Maclean’s Hunter Magazine

Toronto, Ontario

CANADA


Bel Pagette Yugoslavia

When Canadian Zoran Markovic returned to his native Serbia to set up a business, he did not expect to have to choose between his $20 million company and his life. But that, he says, is what happened when he ran up against the violent competitive tactics common on strongman Slobodan Milosevic's turf. In the process, he faced armed thugs, hostile courts, and a well-connected billionaire - a Canadian landed immigrant - who now says he is considering a bid to lead Serbia.

Markovic, a former Belgrade cab driver, returned home in 1990 with thousands of dollars from a group of Canadian investors and launched an electronic paging company called Bel Pagette. It was an instant hit, but when Yugoslavia disintegrated into civil war, he says his Canadian backers became desperate.

In December 1995, they sold the firm for far less than it was worth to tycoon Bogoljub Karic's group. When Markovic refused to endorse the deal, armed members of a violent militia raided his offices. Fearing for his life, Markovic fled to Romania, where he remains, vowing to return and reclaim the company.

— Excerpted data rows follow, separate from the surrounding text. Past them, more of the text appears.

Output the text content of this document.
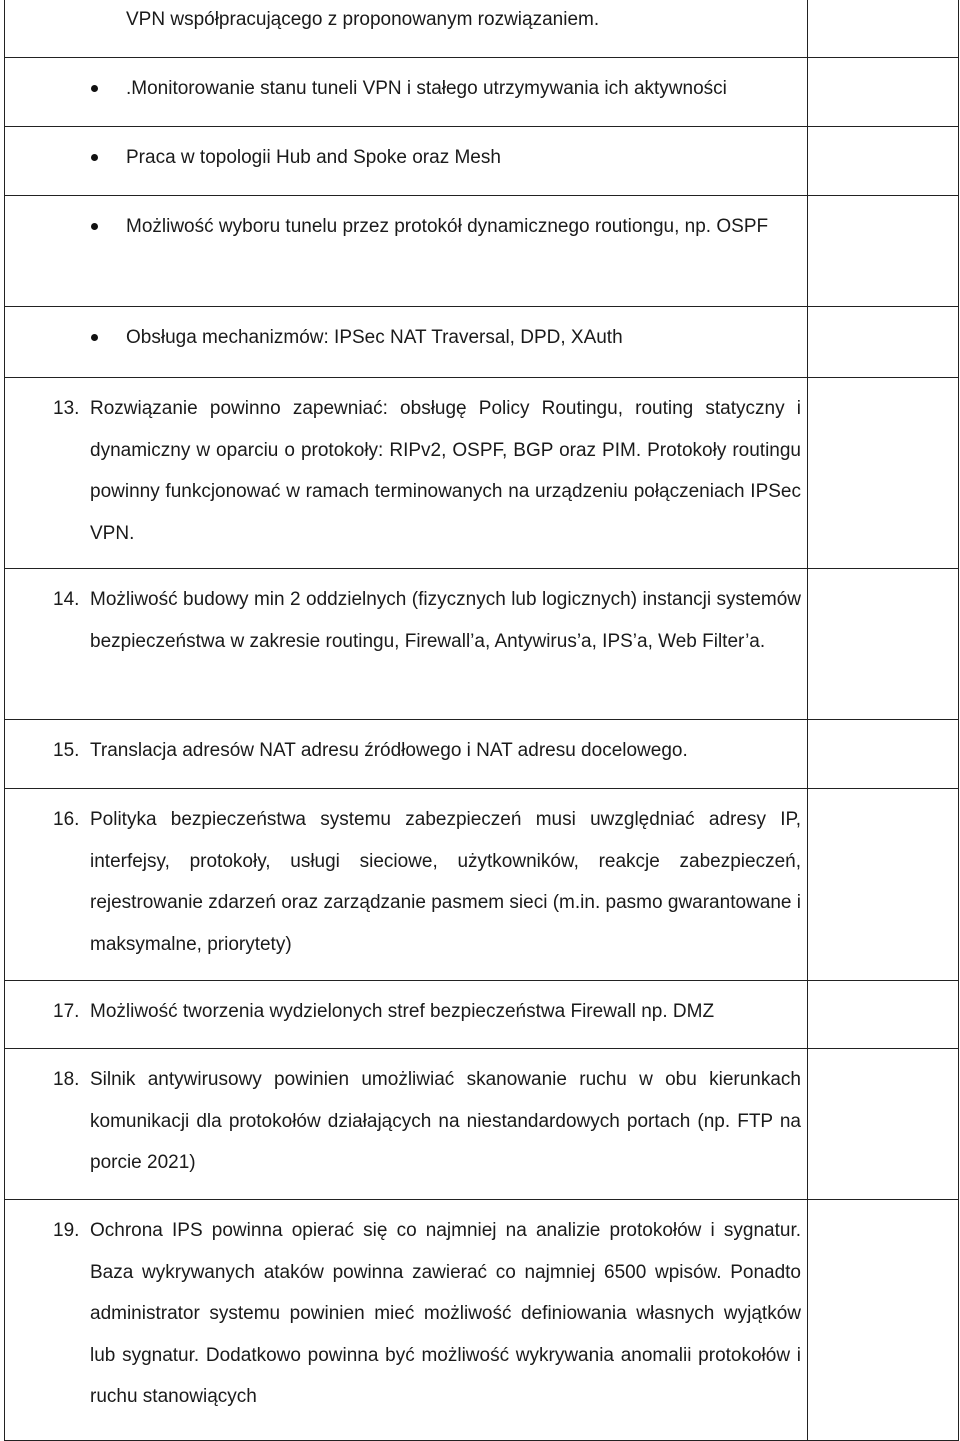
VPN współpracującego z proponowanym rozwiązaniem.	

.Monitorowanie stanu tuneli VPN i stałego utrzymywania ich aktywności	

Praca w topologii Hub and Spoke oraz Mesh	

Możliwość wyboru tunelu przez protokół dynamicznego routiongu, np. OSPF	

Obsługa mechanizmów: IPSec NAT Traversal, DPD, XAuth	

13. Rozwiązanie powinno zapewniać: obsługę Policy Routingu, routing statyczny i dynamiczny w oparciu o protokoły: RIPv2, OSPF, BGP oraz PIM. Protokoły routingu powinny funkcjonować w ramach terminowanych na urządzeniu połączeniach IPSec VPN.	

14. Możliwość budowy min 2 oddzielnych (fizycznych lub logicznych) instancji systemów bezpieczeństwa w zakresie routingu, Firewall’a, Antywirus’a, IPS’a, Web Filter’a.	

15. Translacja adresów NAT adresu źródłowego i NAT adresu docelowego.	

16. Polityka bezpieczeństwa systemu zabezpieczeń musi uwzględniać adresy IP, interfejsy, protokoły, usługi sieciowe, użytkowników, reakcje zabezpieczeń, rejestrowanie zdarzeń oraz zarządzanie pasmem sieci (m.in. pasmo gwarantowane i maksymalne, priorytety)	

17. Możliwość tworzenia wydzielonych stref bezpieczeństwa Firewall np. DMZ	

18. Silnik antywirusowy powinien umożliwiać skanowanie ruchu w obu kierunkach komunikacji dla protokołów działających na niestandardowych portach (np. FTP na porcie 2021)	

19. Ochrona IPS powinna opierać się co najmniej na analizie protokołów i sygnatur. Baza wykrywanych ataków powinna zawierać co najmniej 6500 wpisów. Ponadto administrator systemu powinien mieć możliwość definiowania własnych wyjątków lub sygnatur. Dodatkowo powinna być możliwość wykrywania anomalii protokołów i ruchu stanowiących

"I lost a lot," says Markovic, 40. "I want to go back to a free Serbia." Opposition leaders in Belgrade say the experience of Markovic and the Canadian investors is not unusual. Dozens of businessmen have been murdered and scores of foreign investors have seen their money vanish into Serbia's thriving underworld. Many analysts believe Milosevic will eventually be ousted by the pro-democracy activists who last month forced him to recognize opposition victories in local elections after three months of street demonstrations.

But in the meantime, critics say, he is giving relatives and their cronies' control of state monopolies and taking over private businesses. Organized crime has been enlisted to help in the looting, and critics claim that one Mafia-style murder occurs every day.

Democratic Party leader Zoran Djindjic, now Belgrade's mayor, believes there are direct parallels between the Bel Pagette fiasco and the demonstrations that followed the annulment of the elections last November. "In both cases, it shows there is no security in the legal sense in Serbia," he told Maclean's. "We have no democracy and we have no economic rights." For Bel Pagette's Canadian owners, escaping Serbia would prove both difficult and dangerous - and even draw the attention of the Canadian Security Intelligence Service.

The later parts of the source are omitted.